Employing lyrical language ‘Beach Song’ celebrates the wonderous experience of exploring the coast and the sea through the senses. Each double page spread details through its poetic text and colourful illustrations the sensual, tactile, visual and auditory aspects of the landscape and lifeforms found in the sea, rockpools and sand of an Australian beach.
The multiple use of the word ‘I’ provides a link between the reader and the pictured child as they describe what they are doing and observing. ‘I see what the fish sees .…’ ‘I glide like the fish glides’. Each spread focuses on a different creature as the child copies and responds to their observations. In rockpools, for example, they ‘see what the periwinkle sees’ and ‘I grip like the periwinkle grip.’ As the child mimics the activities of the creatures, the reader gains a deeper understanding of the joy and love the child is feeling through the use of richly descriptive language. The story offers beautifully crafted alliteration, similes and onomatopoeia. Examples include they duck and dive in the water, they soar like the seagull. The sensual nature of the language creates an almost interactive feel. An excellent book for sharing with children to develop a sense of wonderment of the natural world and to build the language skills of students.

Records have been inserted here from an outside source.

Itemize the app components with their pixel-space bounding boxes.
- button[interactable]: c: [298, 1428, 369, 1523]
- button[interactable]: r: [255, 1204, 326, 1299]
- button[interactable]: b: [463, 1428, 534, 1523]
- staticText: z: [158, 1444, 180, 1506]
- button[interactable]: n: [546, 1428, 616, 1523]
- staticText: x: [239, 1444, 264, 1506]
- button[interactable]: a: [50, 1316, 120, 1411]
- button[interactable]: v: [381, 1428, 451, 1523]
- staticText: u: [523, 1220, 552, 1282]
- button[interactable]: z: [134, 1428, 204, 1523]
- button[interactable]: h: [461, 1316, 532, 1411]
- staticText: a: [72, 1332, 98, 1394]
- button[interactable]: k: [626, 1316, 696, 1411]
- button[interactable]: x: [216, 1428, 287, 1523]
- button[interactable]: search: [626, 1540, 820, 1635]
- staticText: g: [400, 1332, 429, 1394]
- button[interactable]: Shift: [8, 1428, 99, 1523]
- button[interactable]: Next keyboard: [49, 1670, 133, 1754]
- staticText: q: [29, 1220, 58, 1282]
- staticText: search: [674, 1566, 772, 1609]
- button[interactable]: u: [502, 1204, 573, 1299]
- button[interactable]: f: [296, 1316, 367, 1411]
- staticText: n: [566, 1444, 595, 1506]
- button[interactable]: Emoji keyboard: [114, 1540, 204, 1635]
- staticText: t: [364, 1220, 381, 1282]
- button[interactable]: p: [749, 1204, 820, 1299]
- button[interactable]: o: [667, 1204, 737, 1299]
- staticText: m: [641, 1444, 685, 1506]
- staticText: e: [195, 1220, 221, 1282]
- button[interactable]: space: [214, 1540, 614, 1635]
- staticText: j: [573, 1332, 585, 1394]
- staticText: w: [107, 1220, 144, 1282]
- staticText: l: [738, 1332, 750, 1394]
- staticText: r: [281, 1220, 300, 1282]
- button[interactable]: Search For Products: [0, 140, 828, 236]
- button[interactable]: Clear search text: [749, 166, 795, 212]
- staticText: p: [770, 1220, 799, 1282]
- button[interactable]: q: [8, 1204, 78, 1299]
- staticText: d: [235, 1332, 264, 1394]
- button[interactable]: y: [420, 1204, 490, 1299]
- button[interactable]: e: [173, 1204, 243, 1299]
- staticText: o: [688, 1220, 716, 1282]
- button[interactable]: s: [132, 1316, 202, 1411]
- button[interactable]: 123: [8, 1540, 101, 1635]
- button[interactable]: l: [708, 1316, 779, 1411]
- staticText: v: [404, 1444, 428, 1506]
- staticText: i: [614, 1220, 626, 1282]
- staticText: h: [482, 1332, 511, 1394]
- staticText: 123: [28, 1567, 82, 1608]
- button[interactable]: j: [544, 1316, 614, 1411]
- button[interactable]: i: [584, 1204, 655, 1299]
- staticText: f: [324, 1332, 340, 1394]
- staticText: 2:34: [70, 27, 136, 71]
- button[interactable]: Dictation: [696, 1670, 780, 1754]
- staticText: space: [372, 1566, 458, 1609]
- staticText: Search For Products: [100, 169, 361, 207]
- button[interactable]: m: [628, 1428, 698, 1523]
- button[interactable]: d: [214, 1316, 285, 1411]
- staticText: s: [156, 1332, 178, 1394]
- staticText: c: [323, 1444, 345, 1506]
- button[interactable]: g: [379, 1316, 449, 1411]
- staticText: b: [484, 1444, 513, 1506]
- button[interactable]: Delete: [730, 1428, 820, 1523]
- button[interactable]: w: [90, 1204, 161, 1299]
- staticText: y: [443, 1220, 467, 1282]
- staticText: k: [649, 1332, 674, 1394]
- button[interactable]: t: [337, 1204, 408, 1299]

The artwork, created using digital pastels and pencils, offers soft colours and expands further the book’s descriptive text.
Ros Moriarty grew up in wild pristine places in lutruwita/Tasmania which inspired her love of writing about the natural world. She is the founder of Indi Kindi pre-literacy education and has written several picture books for early childhood that involve the natural world and can be found in this database. Samantha Campbell is descended from the Dagoman people from Katherine and has lived in remote Indigenous communities across the Top End.